I see plenty of reason in ZPHOBIAZ’s argument that animals are too simple to be grouped with us, and plenty is Curtis Lemay’s argument that humans have souls while animals don’t, but the best argument is just good sense. Humans are humans. Animals are animals. Animals are not grouped with humans because animals are not humans. Humans can read, write, talk, do math, study the past, analyze the present, theorize about the future, think abstractly, philosophize, follow God, make art, educate others and themselves, etc… Animals can’t do any of those things. While a few people will claim that they view humans as a type of animal, they’re still willing to walk through doors that say “no animals allowed”. Everybody understands the difference even if they say they don’t.
We make moral decisions based on sense and reason. (Certainly not because of anything biologically ingrained, since plenty of people have been willing to kill their fellow countrymen, or even their family members.) Sense and reason say that animals should not be included in the group of humans. In fact, for the purpose of a working morality, they can’t be. You could say that chimpanzees are now the moral equivalent of humans, but it wouldn’t mean anything.
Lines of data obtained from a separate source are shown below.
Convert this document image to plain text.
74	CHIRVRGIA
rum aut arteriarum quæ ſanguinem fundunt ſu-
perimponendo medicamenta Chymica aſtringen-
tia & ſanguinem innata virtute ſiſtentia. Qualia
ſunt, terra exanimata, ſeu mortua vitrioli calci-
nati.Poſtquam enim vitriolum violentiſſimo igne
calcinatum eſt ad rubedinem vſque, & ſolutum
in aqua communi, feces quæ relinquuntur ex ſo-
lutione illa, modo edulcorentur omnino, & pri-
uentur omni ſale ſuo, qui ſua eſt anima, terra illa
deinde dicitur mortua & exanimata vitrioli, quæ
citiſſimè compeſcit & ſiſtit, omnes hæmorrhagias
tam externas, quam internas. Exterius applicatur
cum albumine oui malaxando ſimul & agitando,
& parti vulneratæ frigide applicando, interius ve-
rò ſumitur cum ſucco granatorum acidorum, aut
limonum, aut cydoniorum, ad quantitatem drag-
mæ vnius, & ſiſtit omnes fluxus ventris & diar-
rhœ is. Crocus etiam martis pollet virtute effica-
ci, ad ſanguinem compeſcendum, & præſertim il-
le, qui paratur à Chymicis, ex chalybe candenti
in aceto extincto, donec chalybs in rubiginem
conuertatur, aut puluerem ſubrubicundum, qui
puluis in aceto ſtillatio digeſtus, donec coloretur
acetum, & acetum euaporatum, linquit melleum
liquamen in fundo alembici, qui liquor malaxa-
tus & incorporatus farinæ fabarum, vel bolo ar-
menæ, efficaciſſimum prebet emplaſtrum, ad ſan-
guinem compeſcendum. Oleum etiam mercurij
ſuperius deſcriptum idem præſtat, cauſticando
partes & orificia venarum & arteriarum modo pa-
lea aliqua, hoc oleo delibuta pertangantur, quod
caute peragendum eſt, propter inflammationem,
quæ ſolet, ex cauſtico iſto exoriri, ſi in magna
You might convince humans not to engage in violence towards chimps, but you can’t convince chimps not to engage in violence towards humans. Adults chimpanzees are instinctively violent. Unless you believe that humans are morally required to submit to being killed by chimps, you have to do something to stop the chimps from attacking. You could move the chimps a long way away from humans, kill the chimps, or put the chimps in cages. But all three options mean treating chimps as inferior to humans. So in short, we have to treat chimps as inferior to humans because they are inferior to humans.
Treating things as they are does not mean treating things badly. By any reasonable measure, recent trends in thought have been bad for animal rights. While philosophers in academic departments churn out books and papers purporting to prove that animals have rights, the treatment of animals has gotten worse, as anyone who’s been to a slaughterhouse or factory farms can testify. Animals would be better off if we jettisoned all the modern, philosophical garbage and went back to the sensible beliefs that humans are the capstone of creation and as such, have a responsibility of stewardship for the lower levels of creation including animals.
When civil rights leaders said that black people were equal to white people, they were right. When members of PETA and other nutters say that animals are equal to people, they are wrong. Anything that a typical white person can do, a typical black person can do. But the vast majority of things that a person can do cannot be done by the most intelligent chimpanzee on the planet.